Ou vai à luta, ou te conforma

Má-fé é uma expressão cara para os existencialistas. Significa a não assunção da responsabilidade de ter responsabilidade. Ninguém está isento do encargo de escolher nem das consequências das escolhas.  

Posso escolher não escolher. Com essa decisão resta decidido que tudo o que me envolve decide-se à minha revelia. Aí, má-fé: atribuição de culpa a outro pela conjuntura que não me agrada.  

Algum outro é culpado; sou, apenas, ausente. Minha culpa é justamente essa: escolher a ausência. Os ausentes envolvem a Sociedade nas consequências de suas escolhas, ainda que sejam não escolhas.  

O Brasil é resultado, sobretudo, de ações e omissões dos brasileiros. A França (e o mundo) inclui, entre outras coisas, o ativismo político do existencialista mais engajado e combativo de todos: Sartre.  

Jean-Paul Sartre: professor, filósofo, escritor, teatrólogo, crítico; militante. Defendia e praticava que todo\as, especialmente intelectuais, estavam compelido\as a cumprir papel ativo na Sociedade.  

A existência precede a essência: o humano não nasce com determinações nem conteúdos, então, lutar pela qualidade da vida pública é contribuir para que se tenha melhor existência, logo, melhor essência.  

A História não limita categoricamente o indivíduo; produz contingências, ou propiciadoras, ou adversas. Um povo pode herdar um país em desordem moral, mas bem pode conduzi-lo para outra condição.  

A História não renuncia a seus agentes. A Tradição Cristã crê em vontade divina. A mentalidade cristã brasileira de direita e de esquerda não compreende nada sobre a constituição material da realidade.  

Não costumamos nos arriscar na tarefa de pelejar com a História. Somos módicos no trato da vida pública. Somos crentes. Acreditamos, à esquerda e à direita, em divindades e em salvadores políticos.  

Sigmund Freud: “Qual sua responsabilidade na desordem da qual você se queixa?”. Seja: na lamentação da nossa triste situação política e moral, não temos algum consentimento ou responsabilidade?  

Não obstante a recente História, a direita vingativa pede o retorno de facínoras da Ditadura de 1964. Apesar de evidências, a esquerda ressentida resguarda um líder demagogo que fez um governo ladrão. 

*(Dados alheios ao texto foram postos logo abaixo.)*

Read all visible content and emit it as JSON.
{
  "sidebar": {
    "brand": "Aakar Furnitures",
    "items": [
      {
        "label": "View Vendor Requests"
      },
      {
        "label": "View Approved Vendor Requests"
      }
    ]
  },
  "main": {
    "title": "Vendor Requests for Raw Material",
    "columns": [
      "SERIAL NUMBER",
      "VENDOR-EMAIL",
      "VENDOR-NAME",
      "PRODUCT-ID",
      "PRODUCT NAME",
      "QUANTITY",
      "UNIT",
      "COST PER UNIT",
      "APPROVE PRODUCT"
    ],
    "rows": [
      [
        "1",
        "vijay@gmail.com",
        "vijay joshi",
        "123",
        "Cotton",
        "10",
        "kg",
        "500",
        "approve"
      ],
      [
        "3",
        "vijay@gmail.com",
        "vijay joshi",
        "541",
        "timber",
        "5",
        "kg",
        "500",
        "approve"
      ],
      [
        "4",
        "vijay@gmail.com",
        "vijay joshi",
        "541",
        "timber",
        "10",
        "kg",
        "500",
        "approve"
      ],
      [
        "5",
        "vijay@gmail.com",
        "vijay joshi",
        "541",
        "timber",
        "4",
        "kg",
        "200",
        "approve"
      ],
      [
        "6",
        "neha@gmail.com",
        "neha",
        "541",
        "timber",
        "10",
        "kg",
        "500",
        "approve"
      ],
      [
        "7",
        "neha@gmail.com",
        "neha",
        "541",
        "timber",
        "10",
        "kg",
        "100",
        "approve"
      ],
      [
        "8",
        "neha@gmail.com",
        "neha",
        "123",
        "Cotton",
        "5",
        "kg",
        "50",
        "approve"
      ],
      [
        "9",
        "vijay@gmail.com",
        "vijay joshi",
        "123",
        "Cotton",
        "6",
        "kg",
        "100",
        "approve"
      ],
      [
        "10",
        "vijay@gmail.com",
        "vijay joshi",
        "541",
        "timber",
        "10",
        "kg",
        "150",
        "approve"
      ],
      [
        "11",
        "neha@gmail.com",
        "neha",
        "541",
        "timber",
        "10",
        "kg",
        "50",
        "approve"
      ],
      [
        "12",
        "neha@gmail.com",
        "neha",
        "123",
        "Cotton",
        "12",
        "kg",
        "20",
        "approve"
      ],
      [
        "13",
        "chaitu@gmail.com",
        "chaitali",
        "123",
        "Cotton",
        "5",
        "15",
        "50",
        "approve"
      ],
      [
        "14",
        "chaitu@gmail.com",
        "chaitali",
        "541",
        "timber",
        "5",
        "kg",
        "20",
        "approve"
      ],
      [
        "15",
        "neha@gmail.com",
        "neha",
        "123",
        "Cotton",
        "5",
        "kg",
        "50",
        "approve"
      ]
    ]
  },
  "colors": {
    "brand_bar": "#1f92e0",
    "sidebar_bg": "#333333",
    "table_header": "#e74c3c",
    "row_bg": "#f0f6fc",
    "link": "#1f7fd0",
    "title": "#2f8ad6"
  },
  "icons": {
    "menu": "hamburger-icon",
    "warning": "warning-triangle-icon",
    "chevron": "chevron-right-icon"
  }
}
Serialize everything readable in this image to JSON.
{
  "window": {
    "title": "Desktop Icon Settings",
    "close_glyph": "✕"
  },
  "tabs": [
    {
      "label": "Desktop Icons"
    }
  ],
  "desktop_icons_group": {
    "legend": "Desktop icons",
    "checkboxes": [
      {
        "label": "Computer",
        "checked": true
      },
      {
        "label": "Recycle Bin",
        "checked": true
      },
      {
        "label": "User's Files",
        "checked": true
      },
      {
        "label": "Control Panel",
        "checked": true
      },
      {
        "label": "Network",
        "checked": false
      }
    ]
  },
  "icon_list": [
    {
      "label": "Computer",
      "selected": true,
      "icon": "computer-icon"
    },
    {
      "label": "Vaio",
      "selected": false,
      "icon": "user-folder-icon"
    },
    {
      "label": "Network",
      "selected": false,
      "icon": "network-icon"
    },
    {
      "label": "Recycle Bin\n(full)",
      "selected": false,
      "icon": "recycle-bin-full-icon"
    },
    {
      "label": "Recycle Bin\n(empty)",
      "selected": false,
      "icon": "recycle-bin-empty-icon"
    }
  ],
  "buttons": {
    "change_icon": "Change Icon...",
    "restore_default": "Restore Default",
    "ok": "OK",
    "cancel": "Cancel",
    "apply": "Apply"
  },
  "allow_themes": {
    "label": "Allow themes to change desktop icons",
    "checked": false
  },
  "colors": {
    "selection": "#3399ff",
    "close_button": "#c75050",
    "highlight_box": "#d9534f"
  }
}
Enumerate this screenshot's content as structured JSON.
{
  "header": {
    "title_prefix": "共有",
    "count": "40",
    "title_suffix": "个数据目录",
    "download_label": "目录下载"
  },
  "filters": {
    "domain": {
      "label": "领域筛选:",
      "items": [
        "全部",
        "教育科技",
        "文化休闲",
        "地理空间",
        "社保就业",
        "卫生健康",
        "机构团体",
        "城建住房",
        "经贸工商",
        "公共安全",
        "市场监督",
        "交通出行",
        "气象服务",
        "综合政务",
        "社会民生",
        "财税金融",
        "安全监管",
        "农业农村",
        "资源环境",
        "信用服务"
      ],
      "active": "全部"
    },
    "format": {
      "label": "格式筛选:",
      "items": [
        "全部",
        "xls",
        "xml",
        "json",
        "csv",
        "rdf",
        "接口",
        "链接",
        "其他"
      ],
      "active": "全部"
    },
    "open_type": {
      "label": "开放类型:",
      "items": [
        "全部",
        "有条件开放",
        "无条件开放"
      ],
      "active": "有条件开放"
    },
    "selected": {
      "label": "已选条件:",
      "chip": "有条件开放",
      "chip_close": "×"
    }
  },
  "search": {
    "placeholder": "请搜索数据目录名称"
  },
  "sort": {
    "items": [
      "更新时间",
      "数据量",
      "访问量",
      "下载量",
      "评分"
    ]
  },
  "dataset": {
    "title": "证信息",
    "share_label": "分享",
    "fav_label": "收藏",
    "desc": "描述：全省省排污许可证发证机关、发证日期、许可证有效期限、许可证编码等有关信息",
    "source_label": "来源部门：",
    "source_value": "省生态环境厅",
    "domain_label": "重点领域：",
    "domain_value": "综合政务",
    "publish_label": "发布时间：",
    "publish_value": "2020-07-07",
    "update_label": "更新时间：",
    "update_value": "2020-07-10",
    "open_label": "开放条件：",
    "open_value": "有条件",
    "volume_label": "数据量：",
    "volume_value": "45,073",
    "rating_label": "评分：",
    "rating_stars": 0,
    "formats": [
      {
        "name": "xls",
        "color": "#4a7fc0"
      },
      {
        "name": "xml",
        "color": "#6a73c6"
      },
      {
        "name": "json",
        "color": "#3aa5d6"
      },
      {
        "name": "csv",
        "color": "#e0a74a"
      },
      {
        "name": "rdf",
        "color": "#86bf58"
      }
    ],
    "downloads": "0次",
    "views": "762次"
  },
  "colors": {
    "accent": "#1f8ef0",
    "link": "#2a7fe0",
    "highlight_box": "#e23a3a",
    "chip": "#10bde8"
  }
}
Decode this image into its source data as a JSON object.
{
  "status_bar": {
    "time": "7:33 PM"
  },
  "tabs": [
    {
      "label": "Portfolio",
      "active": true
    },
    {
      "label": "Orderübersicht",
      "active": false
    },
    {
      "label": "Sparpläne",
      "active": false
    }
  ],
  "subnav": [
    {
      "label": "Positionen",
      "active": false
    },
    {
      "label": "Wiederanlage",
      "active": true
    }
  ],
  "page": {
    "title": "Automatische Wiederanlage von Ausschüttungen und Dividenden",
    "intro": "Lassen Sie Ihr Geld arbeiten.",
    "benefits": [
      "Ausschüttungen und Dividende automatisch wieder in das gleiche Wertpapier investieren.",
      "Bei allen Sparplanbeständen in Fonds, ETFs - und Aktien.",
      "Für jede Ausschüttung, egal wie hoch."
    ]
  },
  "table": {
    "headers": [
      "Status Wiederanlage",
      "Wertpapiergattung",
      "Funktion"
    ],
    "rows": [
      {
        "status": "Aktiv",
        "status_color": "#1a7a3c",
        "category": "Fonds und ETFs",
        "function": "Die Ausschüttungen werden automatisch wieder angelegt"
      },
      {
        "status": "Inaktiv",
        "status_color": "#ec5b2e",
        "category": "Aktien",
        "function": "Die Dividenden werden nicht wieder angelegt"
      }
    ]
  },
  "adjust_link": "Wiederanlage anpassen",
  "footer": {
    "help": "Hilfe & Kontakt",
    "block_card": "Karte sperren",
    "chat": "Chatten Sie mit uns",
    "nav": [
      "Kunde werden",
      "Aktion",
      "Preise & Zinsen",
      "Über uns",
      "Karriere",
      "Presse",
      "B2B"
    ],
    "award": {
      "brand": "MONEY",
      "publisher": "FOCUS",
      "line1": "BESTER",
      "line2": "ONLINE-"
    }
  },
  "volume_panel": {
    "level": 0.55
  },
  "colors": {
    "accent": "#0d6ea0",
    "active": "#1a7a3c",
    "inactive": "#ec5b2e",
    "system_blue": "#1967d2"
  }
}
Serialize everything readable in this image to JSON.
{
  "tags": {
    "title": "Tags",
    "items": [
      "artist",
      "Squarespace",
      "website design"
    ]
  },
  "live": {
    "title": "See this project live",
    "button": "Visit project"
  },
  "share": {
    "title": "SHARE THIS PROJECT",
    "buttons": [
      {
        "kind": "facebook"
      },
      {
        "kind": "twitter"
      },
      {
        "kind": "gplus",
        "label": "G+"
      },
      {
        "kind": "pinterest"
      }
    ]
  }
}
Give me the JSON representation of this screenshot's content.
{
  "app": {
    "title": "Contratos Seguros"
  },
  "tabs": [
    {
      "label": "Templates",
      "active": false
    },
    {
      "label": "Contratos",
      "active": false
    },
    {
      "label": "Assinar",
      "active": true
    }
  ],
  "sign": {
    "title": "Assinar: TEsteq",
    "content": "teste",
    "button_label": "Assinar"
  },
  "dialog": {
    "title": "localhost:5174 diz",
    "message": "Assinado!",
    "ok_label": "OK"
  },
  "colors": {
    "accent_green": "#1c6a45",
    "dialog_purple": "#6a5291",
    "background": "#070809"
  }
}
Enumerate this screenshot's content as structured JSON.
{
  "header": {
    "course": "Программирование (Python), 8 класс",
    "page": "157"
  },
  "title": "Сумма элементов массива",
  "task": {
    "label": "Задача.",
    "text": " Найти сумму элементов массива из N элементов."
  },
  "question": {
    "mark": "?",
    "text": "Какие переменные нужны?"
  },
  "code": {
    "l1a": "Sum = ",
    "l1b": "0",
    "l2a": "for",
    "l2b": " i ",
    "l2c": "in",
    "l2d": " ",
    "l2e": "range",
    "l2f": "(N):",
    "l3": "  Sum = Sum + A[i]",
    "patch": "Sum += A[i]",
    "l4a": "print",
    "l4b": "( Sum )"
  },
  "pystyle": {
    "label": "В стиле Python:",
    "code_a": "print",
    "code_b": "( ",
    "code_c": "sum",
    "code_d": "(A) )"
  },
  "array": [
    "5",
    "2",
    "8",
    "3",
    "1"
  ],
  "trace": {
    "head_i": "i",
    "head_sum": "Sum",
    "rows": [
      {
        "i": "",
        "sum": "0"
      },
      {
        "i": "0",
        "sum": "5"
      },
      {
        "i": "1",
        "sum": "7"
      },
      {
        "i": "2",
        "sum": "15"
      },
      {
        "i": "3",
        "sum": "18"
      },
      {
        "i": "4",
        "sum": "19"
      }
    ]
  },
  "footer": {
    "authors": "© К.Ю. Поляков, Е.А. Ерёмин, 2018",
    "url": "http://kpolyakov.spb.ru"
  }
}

No meio disso, para muitos brasileiros, pouco se lhes dá o rumo do Brasil: com feitios de pureza, afirmam-se enojados de políticos; dizem-se desinteressados por política, optam pela alienação voluntária.  

Afastamo-nos da res pública, tornando-nos estranhos a ela, ignorando as formas de produção de sua realidade; o que nela sucede adquire conformações autônomas e antagônicas ao nosso interesse.  

O mundo político encistou-se; vive de si para si. O Brasil xinga o mundo político. Astuciosos capitalizam as circunstâncias. A direita religiosa arremeda o fascismo. Certa esquerda flerta com o populismo.  

Direita saudosista e macabra: anti-institucional, autoritária, preconceituosa, boçal. Esquerda ladronaça, inconformada com a perda do poder, acusa conspiração; maniqueísta: “ou nós, ou eles”.  

Os brasileiros podemos mais que isso, mas a solução não advirá de meros queixumes. Se almejamos outra coisa, a militância se impõe. As eleições estão aí: incumbe escolha, empenho, participação.  

Outro modo de governar, só com outros políticos. Toma parte, acompanha os debates, elege, age. Sartreano ou freudiano, há o encargo: ou vai à luta e faz a hora, ou espera acontecer e te conforma. 

 

Léo Rosa de Andrade 

Doutor em Direito pela UFSC, Psicanalista e Jornalista.